Tuesday, January 26, 2010
Film Review | Anvil! The Story of Anvil
Rust Never Sleeps
by Thomas Delapa
Of the few heavy questions raised in Anvil! The Story of Anvil, here’s the heaviest: In the name of Led Zeppelin, how can you tell the difference between good heavy-metal music and bad heavy-metal music?
Before you hazard to answer, consider the tragi-comic plight of the aforementioned Anvil, an obscure, Toronto-based band once called “the demigods of Canadian metal.” In Sacha Gervasi’s lightweight but amiable documentary, Anvil could easily be a Great White North cover version of the hopelessly inept and hilariously fictional Spinal Tap band.
More than two decades after Rob Reiner rolled out his mock rockumentary This Is Spinal Tap, Gervasi tracks the real trials and tribulations of Anvil, led by co-founders Steve “Lips” Ludlow and Robb Reiner. While there’s no relation between the Ontario Reiner and Hollywood’s own, the Anvil pair might be close cousins, eh?, of hosers Bob and Doug McKenzie from the late, lamented SCTV comedy series.
Whether enduring the low notes of a botched European tour or singing the dream of becoming rich and famous, Ludlow and Reiner play uncannily close to warped parody. Now in his fifties, Lips is the band’s heart, soul and biggest fan, talking up its rosy future even while working as a delivery driver for a lunch caterer.
If we can believe Metallica’s Lars Ulrich, Anvil was the “real deal” back in the early 1980s, notably after the forging of its Metal on Metal album. Now that the big hair has flattened out and gone south, Anvil’s gigs today are mostly at weddings and local bars instead of sharing the bill with the likes of Anthrax. But a comeback beckons out of the blue when a Swiss wannabe promoter books the boys for a whirlwind European tour.

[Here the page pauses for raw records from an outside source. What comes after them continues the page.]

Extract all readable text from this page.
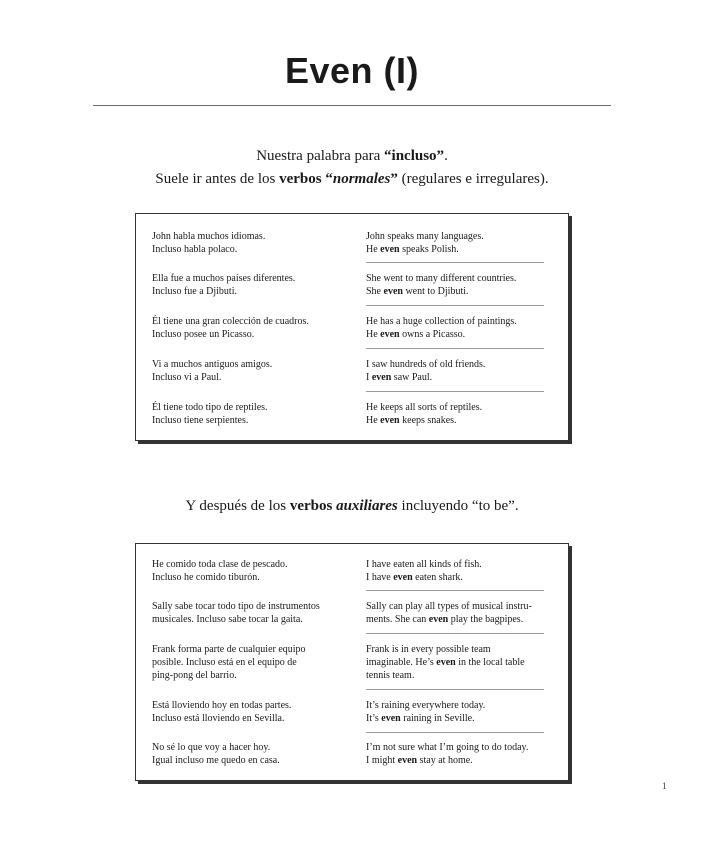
Even (I)
Nuestra palabra para “incluso”.
Suele ir antes de los verbos “normales” (regulares e irregulares).
John habla muchos idiomas.
Incluso habla polaco.
John speaks many languages.
He even speaks Polish.
Ella fue a muchos países diferentes.
Incluso fue a Djibuti.
She went to many different countries.
She even went to Djibuti.
Él tiene una gran colección de cuadros.
Incluso posee un Picasso.
He has a huge collection of paintings.
He even owns a Picasso.
Vi a muchos antiguos amigos.
Incluso vi a Paul.
I saw hundreds of old friends.
I even saw Paul.
Él tiene todo tipo de reptiles.
Incluso tiene serpientes.
He keeps all sorts of reptiles.
He even keeps snakes.
Y después de los verbos auxiliares incluyendo “to be”.
He comido toda clase de pescado.
Incluso he comido tiburón.
I have eaten all kinds of fish.
I have even eaten shark.
Sally sabe tocar todo tipo de instrumentos
musicales. Incluso sabe tocar la gaita.
Sally can play all types of musical instru-
ments. She can even play the bagpipes.
Frank forma parte de cualquier equipo
posible. Incluso está en el equipo de
ping-pong del barrio.
Frank is in every possible team
imaginable. He’s even in the local table
tennis team.
Está lloviendo hoy en todas partes.
Incluso está lloviendo en Sevilla.
It’s raining everywhere today.
It’s even raining in Seville.
No sé lo que voy a hacer hoy.
Igual incluso me quedo en casa.
I’m not sure what I’m going to do today.
I might even stay at home.
1
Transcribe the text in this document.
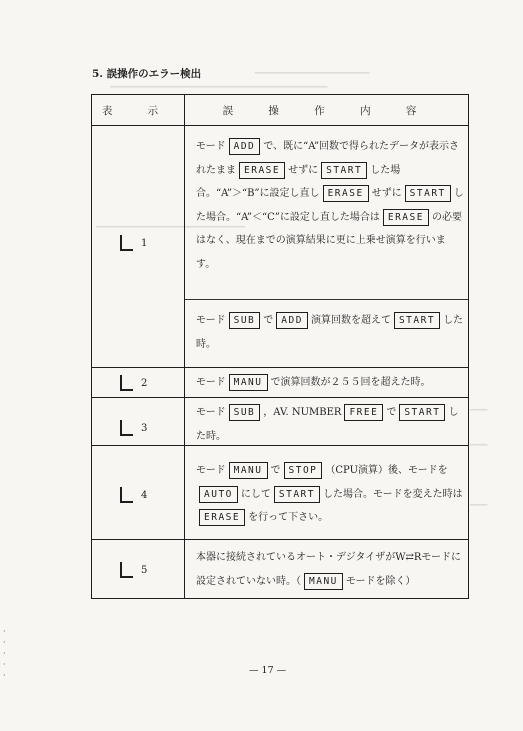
━━━━━━━━━━━━━━━━━━━━
━━━━━━━━━━━━━━━━━━━━━━━━━━━━━━━━━━━━━━
━━━━━━━━━━━━━━━━━━━━━━━━━━
━━━
━━━
━━━
5. 誤操作のエラー検出
表 示	誤 操 作 内 容
1
2
3
4
5
モード ADD で、既に“A”回数で得られたデータが表示されたまま ERASE せずに START した場合。“A”＞“B”に設定し直し ERASE せずに START した場合。“A”＜“C”に設定し直した場合は ERASE の必要はなく、現在までの演算結果に更に上乗せ演算を行います。
モード SUB で ADD 演算回数を超えて START した時。
モード MANU で演算回数が２５５回を超えた時。
モード SUB ，AV. NUMBER FREE で START した時。
モード MANU で STOP （CPU演算）後、モードをAUTO にして START した場合。モードを変えた時はERASE を行って下さい。
本器に接続されているオート・デジタイザがW⇄Rモードに設定されていない時。（ MANU モードを除く）
·
·
·
·
·	— 17 —
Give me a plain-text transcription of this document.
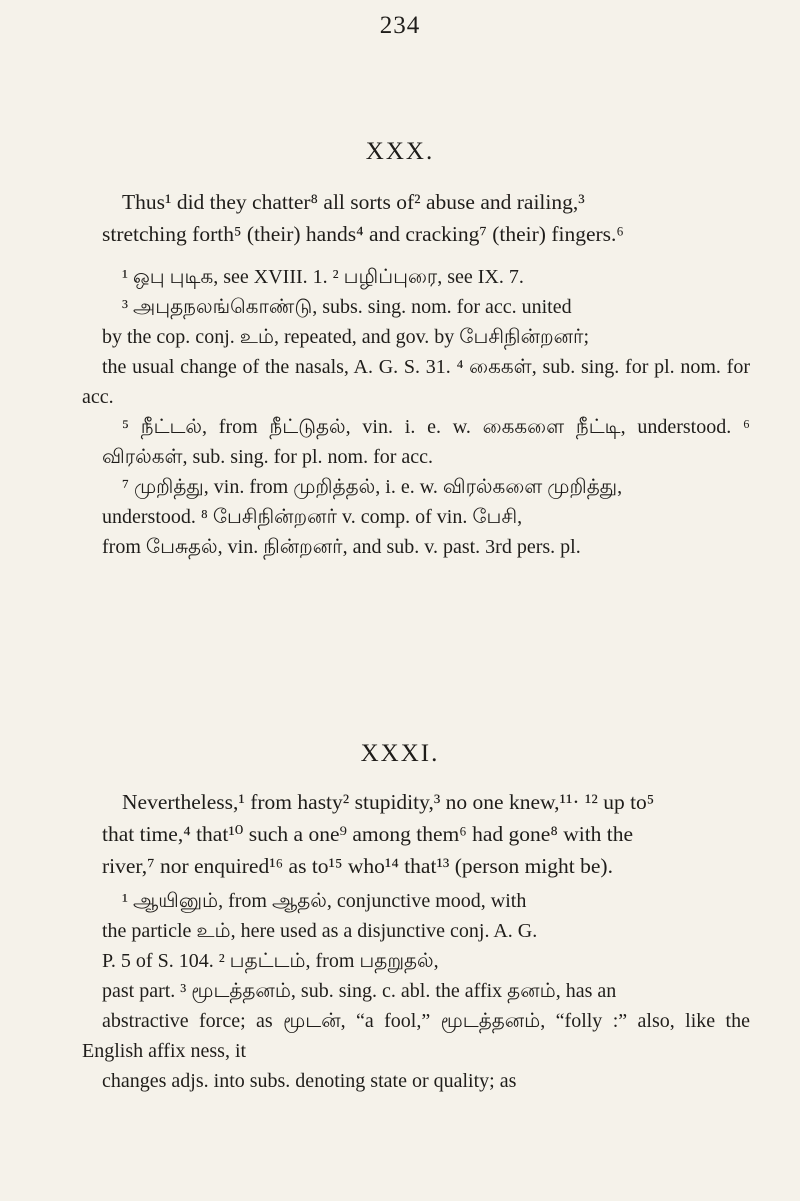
234
XXX.

Thus¹ did they chatter⁸ all sorts of² abuse and railing,³
stretching forth⁵ (their) hands⁴ and cracking⁷ (their) fingers.⁶

¹ ஒபு புடிக, see XVIII. 1. ² பழிப்புரை, see IX. 7.
³ அபுதநலங்கொண்டு, subs. sing. nom. for acc. united
by the cop. conj. உம், repeated, and gov. by பேசிநின்றனர்;
the usual change of the nasals, A. G. S. 31. ⁴ கைகள், sub. sing. for pl. nom. for acc.
⁵ நீட்டல், from நீட்டுதல், vin. i. e. w. கைகளை நீட்டி, understood. ⁶ விரல்கள், sub. sing. for pl. nom. for acc.
⁷ முறித்து, vin. from முறித்தல், i. e. w. விரல்களை முறித்து,
understood. ⁸ பேசிநின்றனர் v. comp. of vin. பேசி,
from பேசுதல், vin. நின்றனர், and sub. v. past. 3rd pers. pl.

XXXI.

Nevertheless,¹ from hasty² stupidity,³ no one knew,¹¹· ¹² up to⁵
that time,⁴ that¹⁰ such a one⁹ among them⁶ had gone⁸ with the
river,⁷ nor enquired¹⁶ as to¹⁵ who¹⁴ that¹³ (person might be).

¹ ஆயினும், from ஆதல், conjunctive mood, with
the particle உம், here used as a disjunctive conj. A. G.
P. 5 of S. 104. ² பதட்டம், from பதறுதல்,
past part. ³ மூடத்தனம், sub. sing. c. abl. the affix தனம், has an
abstractive force; as மூடன், “a fool,” மூடத்தனம், “folly :” also, like the English affix ness, it
changes adjs. into subs. denoting state or quality; as
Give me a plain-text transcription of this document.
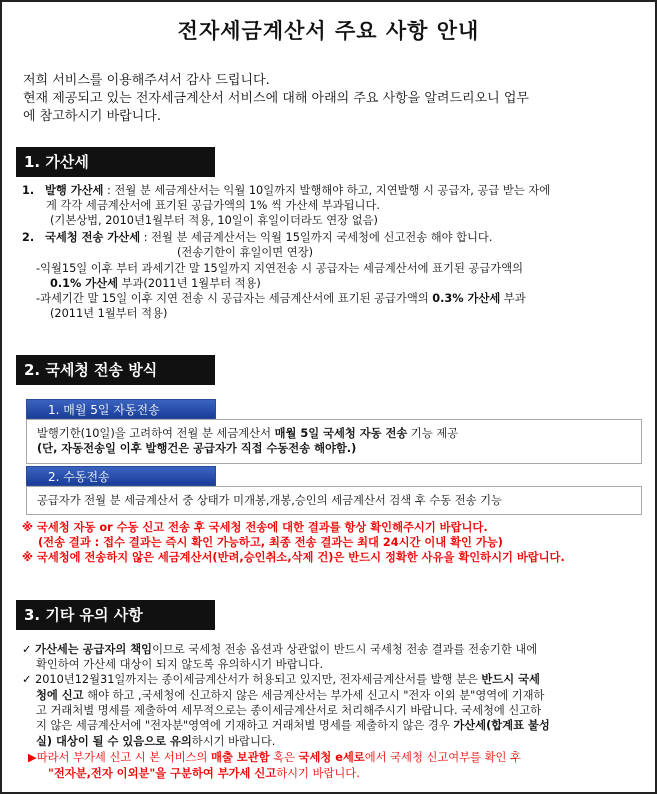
전자세금계산서 주요 사항 안내
저희 서비스를 이용해주셔서 감사 드립니다.
현재 제공되고 있는 전자세금계산서 서비스에 대해 아래의 주요 사항을 알려드리오니 업무
에 참고하시기 바랍니다.
1. 가산세
1. 발행 가산세 : 전월 분 세금계산서는 익월 10일까지 발행해야 하고, 지연발행 시 공급자, 공급 받는 자에
게 각각 세금계산서에 표기된 공급가액의 1% 씩 가산세 부과됩니다.
(기본상법, 2010년1월부터 적용, 10일이 휴일이더라도 연장 없음)
2. 국세청 전송 가산세 : 전월 분 세금계산서는 익월 15일까지 국세청에 신고전송 해야 합니다.
(전송기한이 휴일이면 연장)
-익월15일 이후 부터 과세기간 말 15일까지 지연전송 시 공급자는 세금계산서에 표기된 공급가액의
0.1% 가산세 부과(2011년 1월부터 적용)
-과세기간 말 15일 이후 지연 전송 시 공급자는 세금계산서에 표기된 공급가액의 0.3% 가산세 부과
(2011년 1월부터 적용)
2. 국세청 전송 방식
1. 매월 5일 자동전송
발행기한(10일)을 고려하여 전월 분 세금계산서 매월 5일 국세청 자동 전송 기능 제공
(단, 자동전송일 이후 발행건은 공급자가 직접 수동전송 해야함.)
2. 수동전송
공급자가 전월 분 세금계산서 중 상태가 미개봉,개봉,승인의 세금계산서 검색 후 수동 전송 기능
※ 국세청 자동 or 수동 신고 전송 후 국세청 전송에 대한 결과를 항상 확인해주시기 바랍니다.
(전송 결과 : 접수 결과는 즉시 확인 가능하고, 최종 전송 결과는 최대 24시간 이내 확인 가능)
※ 국세청에 전송하지 않은 세금계산서(반려,승인취소,삭제 건)은 반드시 정확한 사유을 확인하시기 바랍니다.
3. 기타 유의 사항
✓ 가산세는 공급자의 책임이므로 국세청 전송 옵션과 상관없이 반드시 국세청 전송 결과를 전송기한 내에
확인하여 가산세 대상이 되지 않도록 유의하시기 바랍니다.
✓ 2010년12월31일까지는 종이세금계산서가 허용되고 있지만, 전자세금계산서를 발행 분은 반드시 국세
청에 신고 해야 하고 ,국세청에 신고하지 않은 세금계산서는 부가세 신고시 "전자 이외 분"영역에 기재하
고 거래처별 명세를 제출하여 세무적으로는 종이세금계산서로 처리해주시기 바랍니다. 국세청에 신고하
지 않은 세금계산서에 "전자분"영역에 기재하고 거래처별 명세를 제출하지 않은 경우 가산세(합계표 불성
실) 대상이 될 수 있음으로 유의하시기 바랍니다.
▶따라서 부가세 신고 시 본 서비스의 매출 보관함 혹은 국세청 e세로에서 국세청 신고여부를 확인 후
"전자분,전자 이외분"을 구분하여 부가세 신고하시기 바랍니다.
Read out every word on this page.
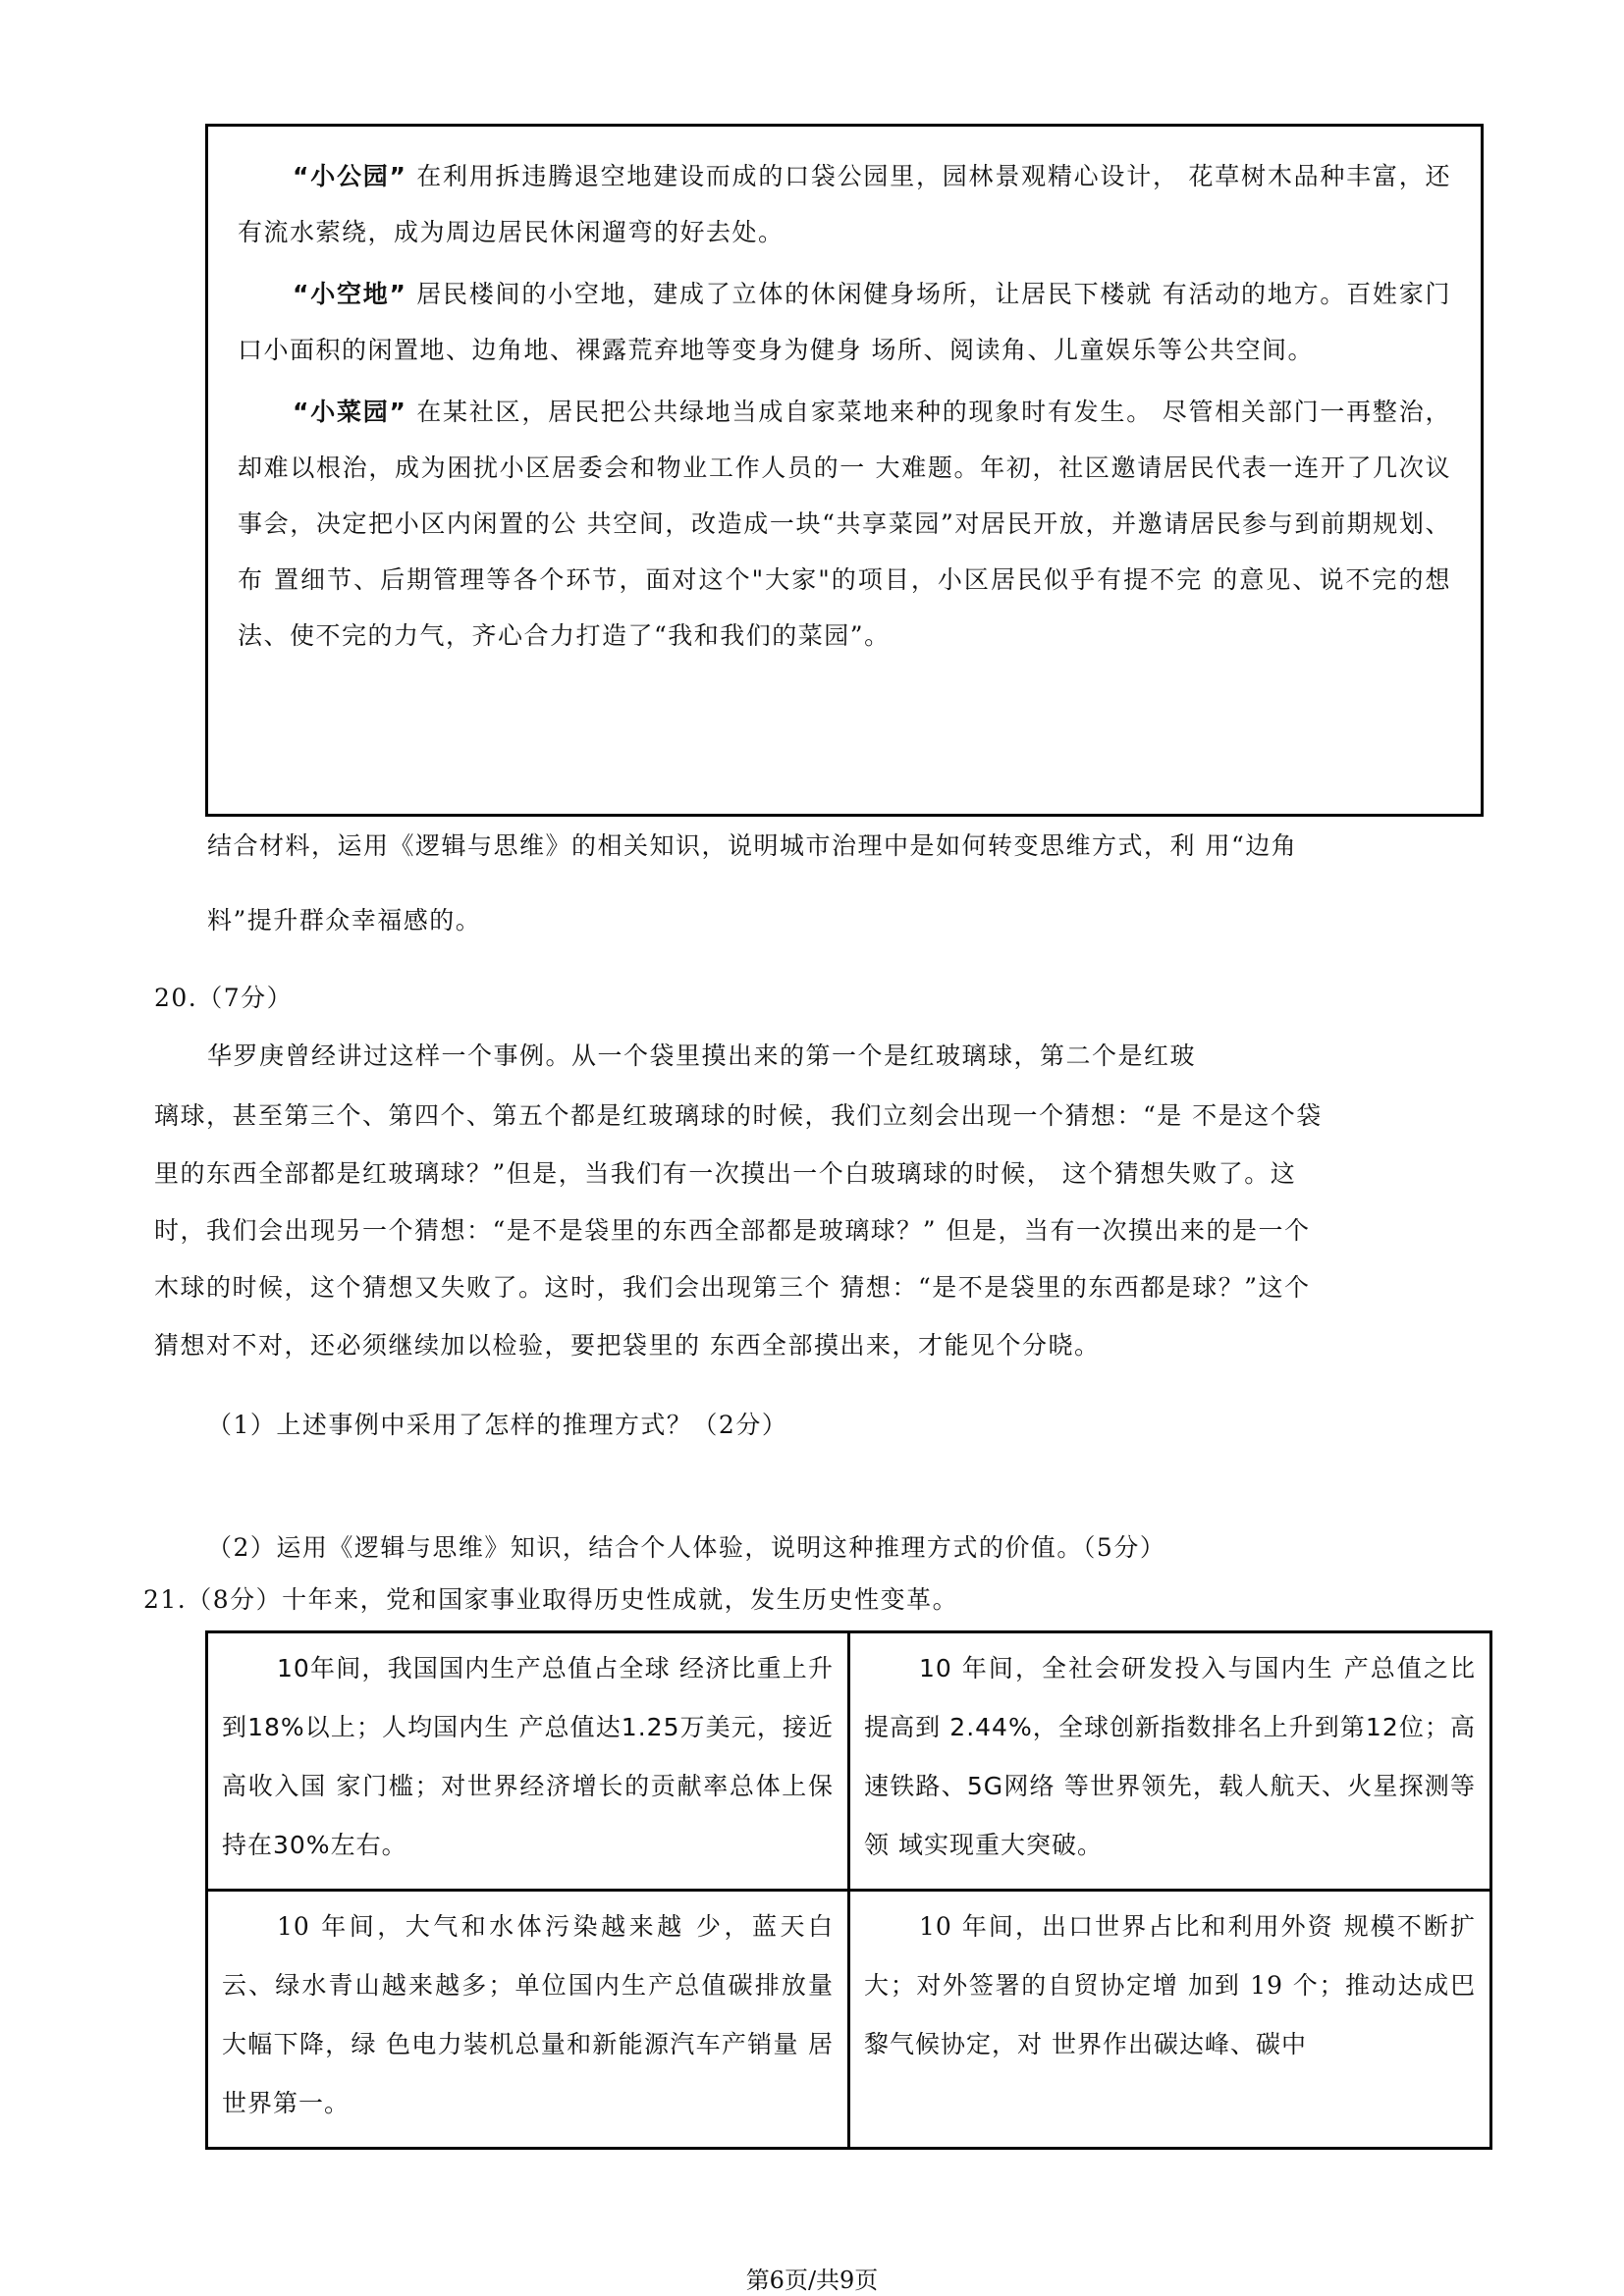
“小公园” 在利用拆违腾退空地建设而成的口袋公园里，园林景观精心设计， 花草树木品种丰富，还有流水萦绕，成为周边居民休闲遛弯的好去处。

“小空地” 居民楼间的小空地，建成了立体的休闲健身场所，让居民下楼就 有活动的地方。百姓家门口小面积的闲置地、边角地、裸露荒弃地等变身为健身 场所、阅读角、儿童娱乐等公共空间。

“小菜园” 在某社区，居民把公共绿地当成自家菜地来种的现象时有发生。 尽管相关部门一再整治，却难以根治，成为困扰小区居委会和物业工作人员的一 大难题。年初，社区邀请居民代表一连开了几次议事会，决定把小区内闲置的公 共空间，改造成一块“共享菜园”对居民开放，并邀请居民参与到前期规划、布 置细节、后期管理等各个环节，面对这个"大家"的项目，小区居民似乎有提不完 的意见、说不完的想法、使不完的力气，齐心合力打造了“我和我们的菜园”。

结合材料，运用《逻辑与思维》的相关知识，说明城市治理中是如何转变思维方式，利 用“边角
料”提升群众幸福感的。
20.（7分）
华罗庚曾经讲过这样一个事例。从一个袋里摸出来的第一个是红玻璃球，第二个是红玻
璃球，甚至第三个、第四个、第五个都是红玻璃球的时候，我们立刻会出现一个猜想：“是 不是这个袋
里的东西全部都是红玻璃球？”但是，当我们有一次摸出一个白玻璃球的时候， 这个猜想失败了。这
时，我们会出现另一个猜想：“是不是袋里的东西全部都是玻璃球？” 但是，当有一次摸出来的是一个
木球的时候，这个猜想又失败了。这时，我们会出现第三个 猜想：“是不是袋里的东西都是球？”这个
猜想对不对，还必须继续加以检验，要把袋里的 东西全部摸出来，才能见个分晓。
（1）上述事例中采用了怎样的推理方式？（2分）
（2）运用《逻辑与思维》知识，结合个人体验，说明这种推理方式的价值。（5分）
21.（8分）十年来，党和国家事业取得历史性成就，发生历史性变革。
10年间，我国国内生产总值占全球 经济比重上升到18%以上；人均国内生 产总值达1.25万美元，接近高收入国 家门槛；对世界经济增长的贡献率总体上保持在30%左右。	10 年间，全社会研发投入与国内生 产总值之比提高到 2.44%，全球创新指数排名上升到第12位；高速铁路、5G网络 等世界领先，载人航天、火星探测等领 域实现重大突破。
10 年间，大气和水体污染越来越 少，蓝天白云、绿水青山越来越多；单位国内生产总值碳排放量大幅下降，绿 色电力装机总量和新能源汽车产销量 居世界第一。	10 年间，出口世界占比和利用外资 规模不断扩大；对外签署的自贸协定增 加到 19 个；推动达成巴黎气候协定，对 世界作出碳达峰、碳中
第6页/共9页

Like it’s comically redundant title, Anvil! The Story of Anvil is a blunt object, hammering away on the pair’s quixotic dream of success (the other two current Anvillians barely share the spotlight). Lips’ family members, including his wife and mother, steadfastly back him up. But another sister, Droid, says that Anvil’s last blow has sounded. “It’s over. It’s been over for a long time.”
If there’s an unexpected backbeat to be found in Gervasi’s ditty, it comes from the genial and boyishly earnest personalities of the pair, notwithstanding Lips’ mundanely profane refrains. Sentimental and given to emotional crescendos, Lips fits the bill as drama queen as much as vee-guitar hero. Not only is the band stiffed on several stops of its fly-by-night European tour, a stop at the “Monsters of Transylvania” (really) concert translates into another rocky horror show.
This Is Spinal Tap touched a nerve--and not just the funny bone--because it nailed the grandiose pretensions of the metal scene as well as the idol-worshipping conventions of the rock documentary. The Anvil story doesn’t hit the same groove, though it does show that even head-bangers have a soft spot.